In the early stages of her prelim fight against Modaferri, the 21-year-old tore her left ACL, which will see her not only undergo surgery next month but be sidelined from six to nine months as she rehabs.
”I am hoping to make my return and fight again by the end of 2020,” Barber wrote.
”Roxanne is a phenomenal competitor, so I don’t doubt she will still be taking care of her business,” Barber wrote of the popular fighter. “She and I will cross again, and I’ll have the opportunity to prove to everyone what my team and myself already know.”
Barber told MMA Fighting that she initially tried to fight through the pain suffered after awkwardly stepping on her opponent’s foot in the first round. The wunderkind of the UFC felt she’d be able to recover and stop Modaferi the same way she stopped JJ Aldrich n her last fight.
”I realized that the muscles surrounding my knee were starting to want to protect it,” Barber wrote as she was preparing for the next round. “Round two started, and I realized the pain had gotten worse (and the) instability had gotten greater. I don’t remember a lot, but I remember being slow and seeing her jab come and wanting to step back. With that half a second extra of thinking, she caught me with the jab. I still stepped back, but my leg wasn’t there. The stability had left me.”

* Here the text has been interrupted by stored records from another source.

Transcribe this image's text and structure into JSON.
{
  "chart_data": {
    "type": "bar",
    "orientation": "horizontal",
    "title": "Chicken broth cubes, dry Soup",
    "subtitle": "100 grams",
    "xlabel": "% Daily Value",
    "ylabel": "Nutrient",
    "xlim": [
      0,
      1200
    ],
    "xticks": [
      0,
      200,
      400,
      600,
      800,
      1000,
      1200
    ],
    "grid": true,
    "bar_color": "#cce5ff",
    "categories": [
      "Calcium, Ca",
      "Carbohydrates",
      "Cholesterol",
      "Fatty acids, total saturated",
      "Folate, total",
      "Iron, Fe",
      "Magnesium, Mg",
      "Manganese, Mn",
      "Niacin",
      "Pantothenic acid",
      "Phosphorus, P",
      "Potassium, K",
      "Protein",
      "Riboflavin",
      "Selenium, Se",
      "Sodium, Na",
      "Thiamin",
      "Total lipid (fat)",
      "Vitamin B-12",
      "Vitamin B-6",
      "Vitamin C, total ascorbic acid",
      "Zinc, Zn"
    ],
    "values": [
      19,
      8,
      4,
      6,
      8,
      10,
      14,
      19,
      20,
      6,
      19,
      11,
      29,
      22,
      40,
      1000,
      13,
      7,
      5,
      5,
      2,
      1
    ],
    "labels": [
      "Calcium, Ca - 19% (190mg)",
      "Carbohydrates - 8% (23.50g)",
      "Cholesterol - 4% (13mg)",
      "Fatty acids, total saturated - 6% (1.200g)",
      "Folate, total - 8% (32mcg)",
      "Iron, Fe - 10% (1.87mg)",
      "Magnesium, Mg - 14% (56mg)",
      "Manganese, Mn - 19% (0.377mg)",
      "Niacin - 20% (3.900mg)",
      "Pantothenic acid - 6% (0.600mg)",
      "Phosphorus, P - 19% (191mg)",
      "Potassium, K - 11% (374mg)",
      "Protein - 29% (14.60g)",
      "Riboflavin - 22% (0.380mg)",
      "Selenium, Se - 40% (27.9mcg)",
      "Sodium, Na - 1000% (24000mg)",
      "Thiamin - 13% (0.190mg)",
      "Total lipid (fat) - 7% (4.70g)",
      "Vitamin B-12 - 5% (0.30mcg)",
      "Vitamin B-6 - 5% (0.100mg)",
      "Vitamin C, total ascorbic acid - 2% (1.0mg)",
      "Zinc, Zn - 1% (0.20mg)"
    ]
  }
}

”I couldn’t connect to my brain to my leg,” she wrote.
”I was doing everything I could to disguise the fact that I had been compromised,” Barber continued. “I feel like the fact that the doctor completely gave away that I was dealing with something. It also made the injury more prominent to me when I was trying to push it out of my head for the fight. Had it been me fighting, if I would have seen the doctor stepping in and checking someone’s knee, that would instantly be the thing that I target.”
When Nevada State Athletic Commission doctor David Watson subsequently told referee Jason Herzog that Barber had suffered “a small, partial ACL tear” and was “fine” – a conversation picked up by broadcast mics – Barber didn’t fully hear the prognosis. In retrospect, she believes the doctor’s only job was to ask if she was able to continue.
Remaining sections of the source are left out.